CPMI do INSS: relator pede indiciamento de mais de 200 pessoas, Lulinha e ex-ministros de Lula e Bolsonaro

Foto- Divulgação

O relator da Comissão Parlamentar Mista de Inquérito (CPMI) do Instituto Nacional do Seguro Social (INSS), deputado Alfredo Gaspar (União Brasil), começou a ler nesta sexta‑feira (27) o relatório final dos trabalhos da comissão. O relatório propõe o indiciamento de mais de 200 pessoas, incluindo parlamentares, ex‑ministros, dirigentes de estatais e entidades associativas, além do filho do presidente Luiz Inácio Lula da Silva (PT), Fábio Luís Lula da Silva, conhecido como “Lulinha”.

Este texto não é o final da CPMI, já que o documento ainda precisa ser votado pela comissão, que vai decidir se aprova ou não as propostas de indiciamentos e recomendações feitas pelo relator. Essa votação pode ocorrer entre esta sexta e, no mais tardar, neste sábado (28) — se convocarem uma reunião de emergência. Sábado é a data limite para conclusão dos trabalhos.

A Comissão Parlamentar Mista de Inquérito (CPMI) do INSS foi criada para apurar suspeitas de descontos irregulares aplicados a benefícios previdenciários, especialmente por entidades associativas, sem autorização dos aposentados e pensionistas. O requerimento para criação da comissão foi apresentado em 2025, após investigações da Polícia Federal (PF) e da Controladoria-Geral da União (CGU) apontarem um esquema bilionário de cobranças indevidas.
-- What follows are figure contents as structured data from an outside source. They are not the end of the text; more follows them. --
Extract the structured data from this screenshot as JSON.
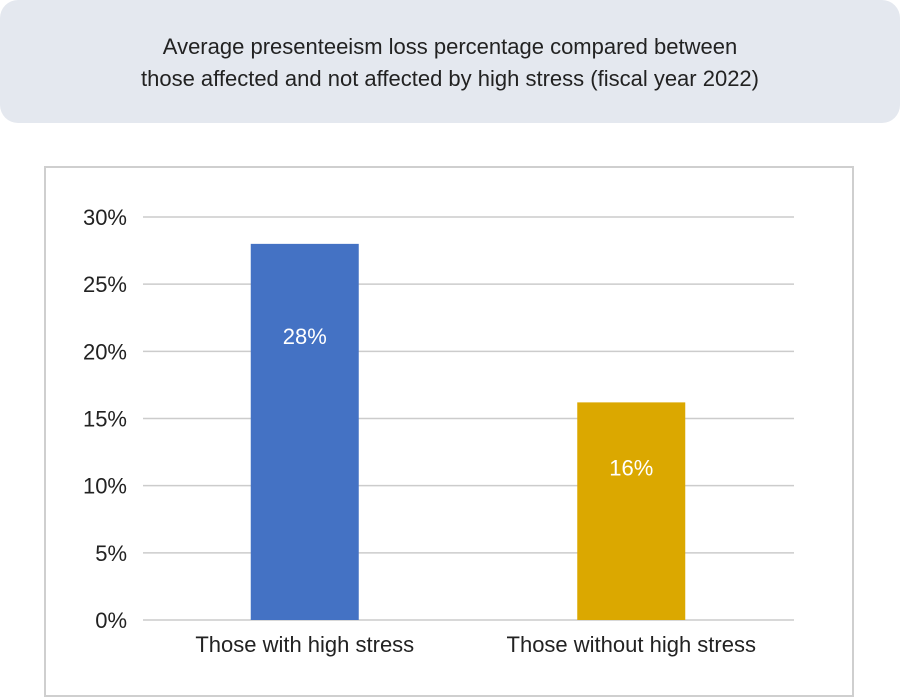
{
  "title": {
    "line1": "Average presenteeism loss percentage compared between",
    "line2": "those affected and not affected by high stress (fiscal year 2022)"
  },
  "chart_data": {
    "type": "bar",
    "title": "Average presenteeism loss percentage compared between those affected and not affected by high stress (fiscal year 2022)",
    "categories": [
      "Those with high stress",
      "Those without high stress"
    ],
    "values": [
      28,
      16.2
    ],
    "data_labels": [
      "28%",
      "16%"
    ],
    "colors": [
      "#4472c4",
      "#dba800"
    ],
    "ylim": [
      0,
      30
    ],
    "y_ticks": [
      0,
      5,
      10,
      15,
      20,
      25,
      30
    ],
    "y_tick_labels": [
      "0%",
      "5%",
      "10%",
      "15%",
      "20%",
      "25%",
      "30%"
    ],
    "xlabel": "",
    "ylabel": "",
    "grid": true,
    "legend": "none"
  }
}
A CPMI foi instalada em 20 de agosto de 2025, com a eleição do senador Carlos Viana (Podemos) para a presidência e do deputado Alfredo Gaspar (União Brasil-AL) para a relatoria. Os trabalhos começaram oficialmente na semana seguinte, em 26 de agosto, quando os parlamentares aprovaram o plano de trabalho e os primeiros requerimentos.